In the living room, for instance, an old wood-and-glass door salvaged from the downtown Wilson Building provides the surface for the coffee table. On a bedroom wall, wine racks have been dismantled, painted, and rearranged in two dimensions. “I like to take obscure objects, manipulate them, and use them unexpectedly,” says Canadian-born Henning, who after studying three-dimensional design and fine art at the University of Alberta and the University of Oklahoma, worked as a fashion illustrator and stylist for The Montreal Gazette.

Henning’s style at home is an effortless merging of modern and storied, of right angles softened by color and the occasional curve, of handmade undulating window sheers and stark rectangular frames. “It is about the shape of things,” he says, “organic shapes and contrast.”

A garage, painted in high-gloss, was converted into additional space for entertaining. Sams replaced the original solid wood with glass panels.

While Henning has a decided predilection for squares – they are etched into the front door, glossed onto closet doors, laid in both foyer and exterior tile – his affection for them is a quiet undercurrent, tempered by well-chosen compatible elements. Like a Highlights Magazine hunting game, one is unaware of the shape until the secret’s out.

The master bedroom in brown and orange stays sharp with starched pure white. Nesting tables from Crate & Barrel.

A work in constant decorative evolution, the house retains a few 1950s icons, a tribute to the day as well as a reminder of its solid construction. Built into a rare Dallas hill, one with a veritable grade, the brick home still has the original bubble gum pink tile in one of the bathrooms as well as the dining room chandelier, which he moved to an open-air porch. Some of the 1956 parquet floor tiles remain, but they have been stained a deep ebony and high glossed, as have hardwoods elsewhere in the house. Though outfitted with contemporary appliances, cabinetry, and countertops, the lengthy rectangular kitchen is the shape it was on the first blueprint, and it functions handily for entertaining.

On a wall in the adjacent dining room – a square wall, yes – Henning has painted pure white branches on a flat lime background. “Birch trees in winter,” he says of the current display. Not too long ago, there were squares of brown leather. “I am ready to change,” Henning discloses, viewing the space as a sort of personal canvas in flux. “I’m thinking that I will shave wood logs and mount them to the wall. Very architectural.”

The wall has become a testament to ongoing growth and challenge. “I am here right now, and I will learn from it.” Then, he says, “I will see what’s next.”

Nine-foot-tall maple mirrors (there are 10 in the house) reflect the full length of the living room, including a Buddha purchased from a well-known carver in Bali and the original ceiling molding, freshly illuminated with a halogen bulb.

Oversized mirrors are both easier and cheaper to fabricate than to buy. Paint or stain a sanded wood panel, cut a few inches longer and wider than your sheet of mirror (purchased from a mirror and glass supplier), and affix the glass with a heavy duty, commercial-grade glue. Or, have a framer frame the glass like a painting, making sure the wood is at least 4 inches wide.

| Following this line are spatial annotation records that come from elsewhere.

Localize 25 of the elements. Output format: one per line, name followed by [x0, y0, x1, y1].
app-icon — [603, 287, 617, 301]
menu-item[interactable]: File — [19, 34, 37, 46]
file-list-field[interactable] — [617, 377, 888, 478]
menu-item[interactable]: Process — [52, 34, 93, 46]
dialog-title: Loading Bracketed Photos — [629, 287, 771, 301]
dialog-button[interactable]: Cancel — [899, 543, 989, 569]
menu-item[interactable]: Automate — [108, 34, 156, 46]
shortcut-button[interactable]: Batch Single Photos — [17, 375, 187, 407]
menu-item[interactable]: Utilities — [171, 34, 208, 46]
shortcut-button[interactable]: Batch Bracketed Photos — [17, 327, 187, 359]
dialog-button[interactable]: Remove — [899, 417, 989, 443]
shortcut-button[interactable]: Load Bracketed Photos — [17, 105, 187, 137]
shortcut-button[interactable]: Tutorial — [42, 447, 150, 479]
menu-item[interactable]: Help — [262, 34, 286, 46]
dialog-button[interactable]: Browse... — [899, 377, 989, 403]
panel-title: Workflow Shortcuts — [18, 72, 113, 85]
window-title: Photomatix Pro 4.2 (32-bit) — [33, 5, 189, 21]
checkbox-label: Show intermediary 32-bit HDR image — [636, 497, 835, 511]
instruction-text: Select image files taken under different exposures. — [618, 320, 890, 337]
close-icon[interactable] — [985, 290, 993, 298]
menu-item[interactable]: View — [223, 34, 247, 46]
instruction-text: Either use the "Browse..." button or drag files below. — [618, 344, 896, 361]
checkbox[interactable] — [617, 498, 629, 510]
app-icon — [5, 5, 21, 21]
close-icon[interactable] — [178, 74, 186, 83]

Wrap suede canvas-style for visual impact. Buy four strips (used to create a painting canvas) at any art supply store and fashion a square or rectangle of your own dimensions. Or, purchase a ready-made frame. Stretch your fabric from one side to its opposite side, wrapping it tightly around the wood, and staple in the back. Alternate directions between length and width with each stretch.


 

Add unexpected zip to objects by removing them from their traditional environments. Here, weather friendly lamps venture outside and are plugged into exterior sockets. In a series, they glow in a pattern, rather than singularly. Flea market 1960s chaises sit at attention on a side porch.

For the porch, antique wrought-iron table and chairs contrast the fluidity of solid white canvas fabric.Unusual wicker forms sit atop poured concrete in the open-air porch, used mainly in summer and fall. Painted lanterns add geometry and height to low-slung seating.